The Recipe Binder + Smoke Detector — where your recipes live and how you know if the kitchen is on fire.
| Tool | Cost | What It Does |
|---|---|---|
| GitHub | Free | Code storage with version history. Every change tracked. Roll back anytime. (Chapter 3) |
| Sentry | Free → $26/mo | Error tracking. When something breaks, Sentry tells you what, where, and for how many users. |
| Discord / Slack webhooks | Free | Real-time alerts. New signup? Failed payment? Get a ping in a channel you check. |
Entry-level tiers. Real scale is 3-5x these numbers.
An example stack for a solo founder building a mobile AI product. Not the only way — a proven way.
| Category | Example Choice | Entry Cost | Restaurant Role |
|---|---|---|---|
| Database + Backend | Supabase or Firebase | Free → $25/mo | Back office |
| Mobile Framework | React Native + Expo | $0-$33/mo | Dining room |
| AI / LLM (in product) | Claude or GPT-4o | Per token (variable) | Head chef |
| AI Coding Tools | Claude + Cursor | $0-$40/mo | Sous chef |
| Voice AI | ElevenLabs or Deepgram | Free → $22/mo | Waitstaff |
| Marketing Site | Webflow or Framer | Free → $29/mo | Front window |
| Web Payments | Stripe | 2.9% + $0.30 | Cash register (web) |
| iOS Payments | Apple IAP | 15-30% | Cash register (iOS) |
| Android Payments | Google Play Billing | 15-30% | Cash register (Android) |
| Code Storage | GitHub | $0 | Recipe binder |
| Error Tracking | Sentry | $0 | Smoke detector |
| Alerts | Discord webhooks | $0 | Kitchen intercom |
The two biggest traps after your first year of building: overlap and lock-in.
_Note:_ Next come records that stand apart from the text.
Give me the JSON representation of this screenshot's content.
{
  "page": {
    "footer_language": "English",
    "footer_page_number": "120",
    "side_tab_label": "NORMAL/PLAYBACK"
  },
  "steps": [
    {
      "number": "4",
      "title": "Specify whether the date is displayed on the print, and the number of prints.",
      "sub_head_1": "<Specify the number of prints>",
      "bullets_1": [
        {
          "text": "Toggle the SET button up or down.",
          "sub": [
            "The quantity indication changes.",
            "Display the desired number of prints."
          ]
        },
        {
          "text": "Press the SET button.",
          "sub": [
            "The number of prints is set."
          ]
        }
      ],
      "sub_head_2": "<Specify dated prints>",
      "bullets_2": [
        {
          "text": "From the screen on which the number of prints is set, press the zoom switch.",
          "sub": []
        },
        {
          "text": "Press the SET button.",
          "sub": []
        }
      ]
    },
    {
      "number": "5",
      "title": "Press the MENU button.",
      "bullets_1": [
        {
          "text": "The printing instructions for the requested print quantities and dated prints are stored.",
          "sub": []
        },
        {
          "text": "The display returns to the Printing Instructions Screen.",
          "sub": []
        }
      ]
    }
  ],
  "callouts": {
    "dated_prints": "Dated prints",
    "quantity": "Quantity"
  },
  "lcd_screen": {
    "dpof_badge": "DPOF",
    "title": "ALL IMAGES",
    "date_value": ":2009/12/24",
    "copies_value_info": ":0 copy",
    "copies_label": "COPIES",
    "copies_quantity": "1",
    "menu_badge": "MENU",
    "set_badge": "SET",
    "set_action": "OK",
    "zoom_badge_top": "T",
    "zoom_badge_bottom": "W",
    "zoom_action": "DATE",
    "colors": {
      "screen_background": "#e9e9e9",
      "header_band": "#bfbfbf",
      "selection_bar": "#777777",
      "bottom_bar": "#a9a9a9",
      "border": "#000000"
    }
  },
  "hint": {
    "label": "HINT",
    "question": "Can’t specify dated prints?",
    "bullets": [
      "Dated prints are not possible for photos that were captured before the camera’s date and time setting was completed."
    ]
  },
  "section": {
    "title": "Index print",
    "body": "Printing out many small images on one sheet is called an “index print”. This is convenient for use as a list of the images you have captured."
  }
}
Overlap: you are paying for two tools that do the same thing because you did not realize one already covered it. Audit quarterly.
Lock-in: your site builder's CMS hits limits at scale — API does not expose all content types, cannot toggle publish status programmatically. For content-heavy products, evaluate whether a headless CMS is worth the extra setup. Always check the exit door before you check in.